Having an ultrasound is one of the most exciting things that happens throughout your pregnancy. They only happen a few times: at 8 weeks, 12 weeks, and 20 weeks, and they are a special moment to share with family and friends, as well as a time to check up on the baby and get some peace of mind that he or she is okay. If your ultrasound scan doesn’t go well, or you receive poor treatment from an ultrasound tech, there are steps that you can take to rectify any problems.
On one of the baby forums I visit regularly, I saw a woman posting about the horrible treatment she experienced at the clinic where she got her 20 week ultrasound. After a long wait (over an hour), they finally got into their appointment just before lunch time. The ultrasound tech mentioned that she hadn’t eaten all day, then rushed through the ultrasound appointment, and said “this baby just won’t cooperate with me!”. Unsurprisingly, it appeared like an excuse to skip over many parts of the baby’s anatomy so that she could go out for lunch. Their scan lasted less than 10 minutes be-fore the couple were sent on their way. My 20 week ultrasound took at least 30 minutes, with the tech scanning and turning the ultrasound wand to see as much as possible of my baby. Even though my baby was turned in an awkward position, my ultrasound tech was still able to see almost everything that he needed to record.
To make matters worse, during their scan another tech came in and began discussing another patient’s files with this woman. Talk about a huge breach of privacy. The whole situation just sounded like a complete nightmare, as well as aspects of it being borderline illegal. While an ultrasound scan is a medical exam, it is also an opportunity for the pregnant woman and her family to be re-assured and excited about the baby.
The way she dealt with the situation was exemplary, and I believe these tips are useful for many women who may receive less than desirable treatment at their ultrasounds.
First, she called the manager of the clinic afterwards, and left a message reporting the treatment that she had received. If you receive poor treatment in an ultrasound, always speak to the manager and let them know what has occurred.
Second, book in another scan to rectify any poor quality images or missing information that may have resulted from a rushed ultrasound. It’s important for your baby’s welfare that an ultrasound scan is careful and thorough – particularly at 20 weeks when the baby’s anatomy is being checked for abnormalities.
Third, if you ever are exposed to any other patient data or private information, report the violation to an appropriate person such as the clinic manager or, if you receive no assistance from the manager, a Privacy Commissioner or official Privacy organization. Medical and patient privacy is nothing to sniff at, and if your ultrasound clinic does not respect the privacy of its patients, they should not be in business.

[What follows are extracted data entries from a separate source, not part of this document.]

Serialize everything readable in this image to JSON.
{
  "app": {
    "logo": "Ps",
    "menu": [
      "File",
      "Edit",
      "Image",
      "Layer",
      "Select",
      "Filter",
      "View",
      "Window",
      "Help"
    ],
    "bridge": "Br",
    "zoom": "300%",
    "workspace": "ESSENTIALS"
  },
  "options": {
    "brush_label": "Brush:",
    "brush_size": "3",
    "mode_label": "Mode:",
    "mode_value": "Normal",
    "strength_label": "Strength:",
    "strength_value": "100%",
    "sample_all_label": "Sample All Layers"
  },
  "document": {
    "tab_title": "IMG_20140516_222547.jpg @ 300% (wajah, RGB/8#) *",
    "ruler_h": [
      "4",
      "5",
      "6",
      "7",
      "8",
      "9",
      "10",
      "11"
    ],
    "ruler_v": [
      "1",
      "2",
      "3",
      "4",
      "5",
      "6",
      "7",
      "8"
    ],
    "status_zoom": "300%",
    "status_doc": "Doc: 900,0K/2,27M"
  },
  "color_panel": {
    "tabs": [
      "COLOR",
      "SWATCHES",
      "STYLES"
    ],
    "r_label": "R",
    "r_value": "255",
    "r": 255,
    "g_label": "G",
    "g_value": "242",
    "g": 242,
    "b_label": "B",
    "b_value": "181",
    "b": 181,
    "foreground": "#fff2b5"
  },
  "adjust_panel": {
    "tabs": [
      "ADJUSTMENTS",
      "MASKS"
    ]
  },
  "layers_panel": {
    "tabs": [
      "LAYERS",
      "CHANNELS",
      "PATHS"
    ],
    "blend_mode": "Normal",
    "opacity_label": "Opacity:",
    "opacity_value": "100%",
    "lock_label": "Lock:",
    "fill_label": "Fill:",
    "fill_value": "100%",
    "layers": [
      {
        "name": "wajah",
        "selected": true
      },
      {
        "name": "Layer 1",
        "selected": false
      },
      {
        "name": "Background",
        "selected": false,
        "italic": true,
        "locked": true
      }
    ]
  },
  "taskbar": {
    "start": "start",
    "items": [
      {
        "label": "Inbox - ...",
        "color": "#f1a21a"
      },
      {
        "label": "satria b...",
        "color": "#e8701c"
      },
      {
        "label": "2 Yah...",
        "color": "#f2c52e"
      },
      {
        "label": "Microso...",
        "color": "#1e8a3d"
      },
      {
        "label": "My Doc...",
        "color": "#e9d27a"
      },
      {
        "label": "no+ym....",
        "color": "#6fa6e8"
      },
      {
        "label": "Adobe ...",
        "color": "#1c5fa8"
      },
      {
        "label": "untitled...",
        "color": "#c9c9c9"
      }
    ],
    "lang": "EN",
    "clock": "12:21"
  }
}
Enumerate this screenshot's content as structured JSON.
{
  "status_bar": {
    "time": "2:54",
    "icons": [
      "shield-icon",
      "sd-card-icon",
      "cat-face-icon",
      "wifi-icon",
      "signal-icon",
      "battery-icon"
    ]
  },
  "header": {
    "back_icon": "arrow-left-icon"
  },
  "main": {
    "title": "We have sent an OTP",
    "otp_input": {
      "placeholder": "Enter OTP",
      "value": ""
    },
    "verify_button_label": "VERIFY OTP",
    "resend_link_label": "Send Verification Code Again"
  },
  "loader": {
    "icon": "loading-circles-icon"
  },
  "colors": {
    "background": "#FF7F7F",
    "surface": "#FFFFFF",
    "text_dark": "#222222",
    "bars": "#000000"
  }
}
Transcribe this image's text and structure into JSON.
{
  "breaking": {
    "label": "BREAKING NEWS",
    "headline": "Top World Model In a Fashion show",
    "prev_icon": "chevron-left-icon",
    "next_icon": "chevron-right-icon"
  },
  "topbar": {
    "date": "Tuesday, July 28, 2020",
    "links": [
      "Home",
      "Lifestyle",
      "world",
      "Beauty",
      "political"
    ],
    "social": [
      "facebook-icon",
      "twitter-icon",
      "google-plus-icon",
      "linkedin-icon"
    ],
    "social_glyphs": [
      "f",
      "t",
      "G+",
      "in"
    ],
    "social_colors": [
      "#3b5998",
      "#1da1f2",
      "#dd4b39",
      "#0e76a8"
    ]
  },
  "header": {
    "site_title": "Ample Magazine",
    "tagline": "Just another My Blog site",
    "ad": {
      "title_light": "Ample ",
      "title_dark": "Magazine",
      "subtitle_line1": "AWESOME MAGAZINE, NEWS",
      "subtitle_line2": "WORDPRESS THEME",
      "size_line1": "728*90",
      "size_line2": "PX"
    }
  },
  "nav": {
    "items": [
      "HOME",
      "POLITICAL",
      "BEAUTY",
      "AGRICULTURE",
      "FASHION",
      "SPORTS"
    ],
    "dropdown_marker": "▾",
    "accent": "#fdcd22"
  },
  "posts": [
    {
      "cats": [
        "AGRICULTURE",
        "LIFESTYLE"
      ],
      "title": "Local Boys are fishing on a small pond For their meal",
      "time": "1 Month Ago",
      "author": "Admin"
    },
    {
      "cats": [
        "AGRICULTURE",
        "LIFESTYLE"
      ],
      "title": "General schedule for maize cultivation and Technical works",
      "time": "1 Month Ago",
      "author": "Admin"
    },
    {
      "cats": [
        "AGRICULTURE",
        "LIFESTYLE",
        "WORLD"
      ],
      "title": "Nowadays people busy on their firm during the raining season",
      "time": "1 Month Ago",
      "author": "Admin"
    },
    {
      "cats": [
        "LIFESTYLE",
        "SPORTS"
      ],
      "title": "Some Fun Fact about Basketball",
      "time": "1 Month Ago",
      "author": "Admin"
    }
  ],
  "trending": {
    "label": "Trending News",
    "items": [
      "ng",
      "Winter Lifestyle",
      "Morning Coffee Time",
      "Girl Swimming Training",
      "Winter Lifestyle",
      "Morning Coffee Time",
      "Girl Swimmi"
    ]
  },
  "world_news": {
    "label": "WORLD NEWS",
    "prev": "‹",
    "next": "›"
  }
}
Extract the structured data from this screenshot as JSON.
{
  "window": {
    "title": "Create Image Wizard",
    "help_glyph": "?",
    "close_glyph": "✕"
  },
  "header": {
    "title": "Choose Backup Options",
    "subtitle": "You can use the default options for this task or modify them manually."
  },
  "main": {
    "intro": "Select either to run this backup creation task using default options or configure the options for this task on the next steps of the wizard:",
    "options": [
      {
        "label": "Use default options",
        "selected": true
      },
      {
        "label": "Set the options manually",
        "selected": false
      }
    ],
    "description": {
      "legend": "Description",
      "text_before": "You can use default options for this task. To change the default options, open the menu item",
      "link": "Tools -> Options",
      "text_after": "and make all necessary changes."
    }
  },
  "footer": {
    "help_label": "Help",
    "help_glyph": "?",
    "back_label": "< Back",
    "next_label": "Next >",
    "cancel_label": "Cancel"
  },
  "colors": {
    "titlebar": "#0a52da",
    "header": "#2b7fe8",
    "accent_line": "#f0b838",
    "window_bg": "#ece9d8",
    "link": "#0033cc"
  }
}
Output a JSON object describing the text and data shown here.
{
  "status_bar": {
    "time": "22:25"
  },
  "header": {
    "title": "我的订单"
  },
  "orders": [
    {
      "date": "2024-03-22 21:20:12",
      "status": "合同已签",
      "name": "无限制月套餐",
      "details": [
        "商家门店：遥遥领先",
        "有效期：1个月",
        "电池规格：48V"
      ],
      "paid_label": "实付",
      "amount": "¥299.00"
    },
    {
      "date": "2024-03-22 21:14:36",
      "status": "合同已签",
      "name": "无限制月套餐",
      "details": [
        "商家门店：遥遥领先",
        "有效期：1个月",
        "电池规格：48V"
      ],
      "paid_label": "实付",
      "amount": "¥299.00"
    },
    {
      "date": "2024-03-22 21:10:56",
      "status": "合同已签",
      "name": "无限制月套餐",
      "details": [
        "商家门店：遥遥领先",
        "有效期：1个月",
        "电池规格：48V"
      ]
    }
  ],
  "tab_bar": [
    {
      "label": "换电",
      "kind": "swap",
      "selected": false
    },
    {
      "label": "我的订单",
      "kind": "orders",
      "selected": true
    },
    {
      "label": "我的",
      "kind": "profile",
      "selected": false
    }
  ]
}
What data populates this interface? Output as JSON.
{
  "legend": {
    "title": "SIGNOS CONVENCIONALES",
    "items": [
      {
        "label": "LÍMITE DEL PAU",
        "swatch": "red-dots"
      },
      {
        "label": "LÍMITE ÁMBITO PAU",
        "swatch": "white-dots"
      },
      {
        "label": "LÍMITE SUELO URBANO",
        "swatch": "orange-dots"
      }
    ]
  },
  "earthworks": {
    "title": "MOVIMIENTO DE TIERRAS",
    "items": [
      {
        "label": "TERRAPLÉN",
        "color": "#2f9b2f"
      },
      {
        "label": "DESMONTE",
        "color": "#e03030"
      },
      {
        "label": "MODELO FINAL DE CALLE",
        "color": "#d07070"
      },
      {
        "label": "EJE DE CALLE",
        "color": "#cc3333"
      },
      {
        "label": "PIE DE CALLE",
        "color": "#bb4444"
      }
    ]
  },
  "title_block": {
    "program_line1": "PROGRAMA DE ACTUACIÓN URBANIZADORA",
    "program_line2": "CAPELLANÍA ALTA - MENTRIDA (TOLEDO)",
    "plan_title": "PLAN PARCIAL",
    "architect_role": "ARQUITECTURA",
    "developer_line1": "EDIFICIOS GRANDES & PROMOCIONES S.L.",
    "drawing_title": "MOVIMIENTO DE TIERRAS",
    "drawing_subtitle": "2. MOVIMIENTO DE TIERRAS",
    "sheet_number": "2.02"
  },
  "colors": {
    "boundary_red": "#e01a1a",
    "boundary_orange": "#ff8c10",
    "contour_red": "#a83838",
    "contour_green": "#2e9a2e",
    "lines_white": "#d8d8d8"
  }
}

The ultrasound scan should be a time of relief and joy as you see your baby on the screen. You may have worries that your baby has abnormalities or is not growing, but worrying about the treatment you receive from the ultrasound clinic itself should be the last thing on your mind. Always take the above steps to ensure that offending technicians are appropriately disciplined, and that poor treatment does not carry on to the next woman to receive her ultrasound scan.